Bu güzellikler kişiler için ne büyük kazançtır! Kazançlar da çok çeşitlidir. Dünyevî ve uhrevî kazançlar vardır. Onlar da kendi aralarında çeşitlenir. Uhrevî kazanç denince hemen akla altlarından ırmaklar akan cennetler gelir, hâlbuki cennetten de öte Hak Teâlâ Hazretleri’nin cemal tecellîlerine ulaşmak en büyük kazançtır. Dünyada yaşarken; herkes gibi sıradan bir hayat yaşamak, günahlardan sakınmak, helâl ve haram hudutlarına dikkat etmek, farzları yerine getirmek, îmân eden kişilerin zaten yapmaları gereken şeylerdir. Hiç şüphesiz bunların hepsinin ayrı ayrı getirileri vardır. Ama bir de görülenin üstünde, yapılması gerekenin dışında, incelikle yaşanan bir hayat vardır ki; onun getirisi pek tabiîdir ki çok, çok fazladır. Hayatı mümkün olduğunca incelikleriyle; tüm zarâfetiyle, nezâfetiyle yaşayan kişiler kalbî hayatı olan kişilerdir. Bu özellikler, Allah Teâlâ’nın o kişilere bir çeşit mükâfatıdır. Yüce Rab böylelerinin yâr ve yardımcısıdır:
“Hiç şüphesiz, benim velîm Kitâbı indiren Allah’tır ve O sâlihlerin koruyuculuğunu (velîliğini) yapıyor.” (el-A‘râf, 196)
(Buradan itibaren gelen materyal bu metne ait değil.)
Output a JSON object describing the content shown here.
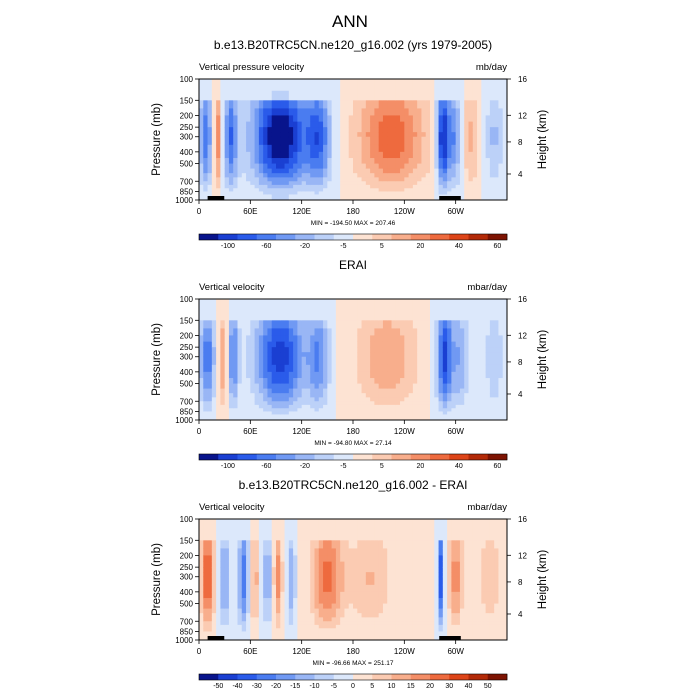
{
  "figure": {
    "title": "ANN"
  },
  "chart_data": [
    {
      "type": "heatmap",
      "title": "b.e13.B20TRC5CN.ne120_g16.002 (yrs 1979-2005)",
      "subtitle_left": "Vertical pressure velocity",
      "subtitle_right": "mb/day",
      "ylabel": "Pressure (mb)",
      "ylabel_right": "Height (km)",
      "x_ticks": [
        "0",
        "60E",
        "120E",
        "180",
        "120W",
        "60W"
      ],
      "y_ticks": [
        "100",
        "150",
        "200",
        "250",
        "300",
        "400",
        "500",
        "700",
        "850",
        "1000"
      ],
      "y2_ticks": [
        "4",
        "8",
        "12",
        "16"
      ],
      "stats": "MIN = -194.50  MAX = 207.46",
      "colorbar_labels": [
        "-100",
        "-60",
        "-20",
        "-5",
        "5",
        "20",
        "40",
        "60"
      ],
      "colorbar_colors": [
        "#08148c",
        "#1a3fd2",
        "#2a5bea",
        "#4a7cf0",
        "#7099f3",
        "#99b6f5",
        "#bcd1f8",
        "#dce8fb",
        "#fde3d3",
        "#fbcbb2",
        "#f8ae8c",
        "#f48e67",
        "#ee6a3e",
        "#dd4418",
        "#b32a08",
        "#7d1302"
      ],
      "ylim": [
        1000,
        100
      ],
      "xlim": [
        0,
        360
      ]
    },
    {
      "type": "heatmap",
      "title": "ERAI",
      "subtitle_left": "Vertical velocity",
      "subtitle_right": "mbar/day",
      "ylabel": "Pressure (mb)",
      "ylabel_right": "Height (km)",
      "x_ticks": [
        "0",
        "60E",
        "120E",
        "180",
        "120W",
        "60W"
      ],
      "y_ticks": [
        "100",
        "150",
        "200",
        "250",
        "300",
        "400",
        "500",
        "700",
        "850",
        "1000"
      ],
      "y2_ticks": [
        "4",
        "8",
        "12",
        "16"
      ],
      "stats": "MIN = -94.80  MAX = 27.14",
      "colorbar_labels": [
        "-100",
        "-60",
        "-20",
        "-5",
        "5",
        "20",
        "40",
        "60"
      ],
      "colorbar_colors": [
        "#08148c",
        "#1a3fd2",
        "#2a5bea",
        "#4a7cf0",
        "#7099f3",
        "#99b6f5",
        "#bcd1f8",
        "#dce8fb",
        "#fde3d3",
        "#fbcbb2",
        "#f8ae8c",
        "#f48e67",
        "#ee6a3e",
        "#dd4418",
        "#b32a08",
        "#7d1302"
      ],
      "ylim": [
        1000,
        100
      ],
      "xlim": [
        0,
        360
      ]
    },
    {
      "type": "heatmap",
      "title": "b.e13.B20TRC5CN.ne120_g16.002 - ERAI",
      "subtitle_left": "Vertical velocity",
      "subtitle_right": "mbar/day",
      "ylabel": "Pressure (mb)",
      "ylabel_right": "Height (km)",
      "x_ticks": [
        "0",
        "60E",
        "120E",
        "180",
        "120W",
        "60W"
      ],
      "y_ticks": [
        "100",
        "150",
        "200",
        "250",
        "300",
        "400",
        "500",
        "700",
        "850",
        "1000"
      ],
      "y2_ticks": [
        "4",
        "8",
        "12",
        "16"
      ],
      "stats": "MIN = -96.66  MAX = 251.17",
      "colorbar_labels": [
        "-50",
        "-40",
        "-30",
        "-20",
        "-15",
        "-10",
        "-5",
        "0",
        "5",
        "10",
        "15",
        "20",
        "30",
        "40",
        "50"
      ],
      "colorbar_colors": [
        "#08148c",
        "#1a3fd2",
        "#2a5bea",
        "#4a7cf0",
        "#7099f3",
        "#99b6f5",
        "#bcd1f8",
        "#dce8fb",
        "#fde3d3",
        "#fbcbb2",
        "#f8ae8c",
        "#f48e67",
        "#ee6a3e",
        "#dd4418",
        "#b32a08",
        "#7d1302"
      ],
      "ylim": [
        1000,
        100
      ],
      "xlim": [
        0,
        360
      ]
    }
  ]
}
Kalbî hayata ehemmiyet verenler, dünyalarını her şeye rağmen temiz tutmaya gayret ederler. Yüce Yaratıcı’nın huzûruna selîm bir kalp ile yüz akıyla çıkmak isteyenler; kötü davranışlardan ve kötü yerlere gitmekten, günahlardan hep sakınırlar. Kişilerin yüreğinde mânevî tarafın, maddî yöne göre daha ağır basmasıyla kalbî hayat ortaya çıkar.
Rabbim her birimizin kalbini, Hak tecellîlere uyandırsın. Bizleri mâneviyat iklimlerinde gezdirsin, her dâim hayır üzere kılsın inşâallah.
________________________________
1 Osman Nûri TOPBAŞ, Muhabbetteki Sır, İst, 2001, s. 11-12.
2 A. Geylânî, Fütûhu’l-Gayb, (Çev: Seyfettin ÖĞÜT), İst, Tarihsiz, s. 39.